Fue en ese momento que escribí la letra de «El Cuco» que comenzaba diciendo: El Cuco existe y está asustado/ de que los niños le pierdan miedo./ El Cuco sabe que si los niños/ juegan alegres, desaparece.
No teníamos ni idea de que se fuera a realizar el plebiscito, simplemente sentí la necesidad de hablar sobre el miedo.
Pensaba que, más allá que el miedo siguiera presente, nosotros debíamos exorcizarlo, burlarnos de él, como habíamos hecho con otras cosas jodidas que debíamos sufrir.
Meses después en las actuaciones de «Canciones…» eran muchas las referencias al plebiscito que habíamos inventado: «El juego de los contrarios», donde se trataba de decir y hacer lo contrario de lo que se proponía «si nos dicen blanco, decimos…negro. Si nos dicen arriba, decimos abajo, si nos dicen SI, decimos…» y aquí venía un NO tan grande y profundo que hacía temblar el teatro, también el popularísimo «Si usted tiene muchas ganas de…» y creo que hasta a la Chivita le hicimos decir NO. En los diálogos cada vez que teníamos que decir SI, lo decíamos pero moviendo la cabeza como cuando uno dice NO. (Y esto que parece sencillo no es tan fácil.
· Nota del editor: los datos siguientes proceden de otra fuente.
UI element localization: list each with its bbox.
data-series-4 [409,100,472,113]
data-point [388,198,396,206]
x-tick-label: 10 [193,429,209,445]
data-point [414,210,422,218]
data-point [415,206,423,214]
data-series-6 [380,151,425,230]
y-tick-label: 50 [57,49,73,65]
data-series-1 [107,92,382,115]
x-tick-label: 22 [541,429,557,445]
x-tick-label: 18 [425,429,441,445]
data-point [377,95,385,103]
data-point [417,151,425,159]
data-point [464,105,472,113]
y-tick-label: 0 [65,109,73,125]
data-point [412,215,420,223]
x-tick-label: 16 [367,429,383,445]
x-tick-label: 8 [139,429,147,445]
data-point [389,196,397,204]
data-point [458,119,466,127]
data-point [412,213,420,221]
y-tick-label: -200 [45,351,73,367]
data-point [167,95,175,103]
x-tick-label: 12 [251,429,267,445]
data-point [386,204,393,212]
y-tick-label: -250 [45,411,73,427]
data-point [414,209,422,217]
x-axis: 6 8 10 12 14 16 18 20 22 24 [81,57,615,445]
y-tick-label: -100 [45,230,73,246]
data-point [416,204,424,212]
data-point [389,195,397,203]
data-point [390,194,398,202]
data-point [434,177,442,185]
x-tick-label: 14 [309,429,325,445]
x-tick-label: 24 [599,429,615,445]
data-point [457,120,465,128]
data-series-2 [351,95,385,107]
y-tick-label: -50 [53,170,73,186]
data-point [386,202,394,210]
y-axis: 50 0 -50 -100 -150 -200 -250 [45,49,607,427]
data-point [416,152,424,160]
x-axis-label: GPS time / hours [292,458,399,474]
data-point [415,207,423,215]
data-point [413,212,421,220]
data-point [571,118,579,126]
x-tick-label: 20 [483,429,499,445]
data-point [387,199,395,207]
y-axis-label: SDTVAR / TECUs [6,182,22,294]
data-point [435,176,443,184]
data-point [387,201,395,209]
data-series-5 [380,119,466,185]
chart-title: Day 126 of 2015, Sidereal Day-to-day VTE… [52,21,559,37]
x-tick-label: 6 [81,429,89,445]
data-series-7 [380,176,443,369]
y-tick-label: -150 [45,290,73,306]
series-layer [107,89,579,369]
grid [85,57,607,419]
Pruebe a hacerlo y ya va a ver)
Pero «El Cuco» se había transformado en LA canción sobre el plebiscito. Su puesta en escena impactaba y emocionaba. Terminábamos a oscuras iluminando a la platea con pequeñas linternas y «volanteábamos» la letra de la canción con un título que decía: «Cantale esta canción a un amigo».
Cada noche el espectáculo se detenía varios minutos por los aplausos y «bravos» de la gente. Pero un buen día cercano al plebiscito, el público desbordó lo previsto y comenzó a gritar consignas directas, a mentarle la madre a los militares, a anunciar la muerte del cuco, y otras salidas de tono impropias, por decir lo menos, en aquellos tiempos de censuras, persecuciones y tiras en la platea.
El compañero que manejaba las luces se asustó y las dejó apagadas, cosa que hacía aumentar el griterío, yo intentaba hacerme oír pero era imposible, en un momento los demás compañeros de «Canciones…» me iluminaron la cara con sus linternitas y yo traté de poner el gesto más de pánico que pude. Sólo así se callaron.
Al terminar el espectáculo, el público saliendo del Teatro Circular improvisó lo que podría llamarse una «manifestación relámpago» cantando «El Cuco».
De cualquier manera tuvieron que pasar cuatro años más para que pudiera escribir: «Â¡Al botón de la botonera, chim pum fuera!».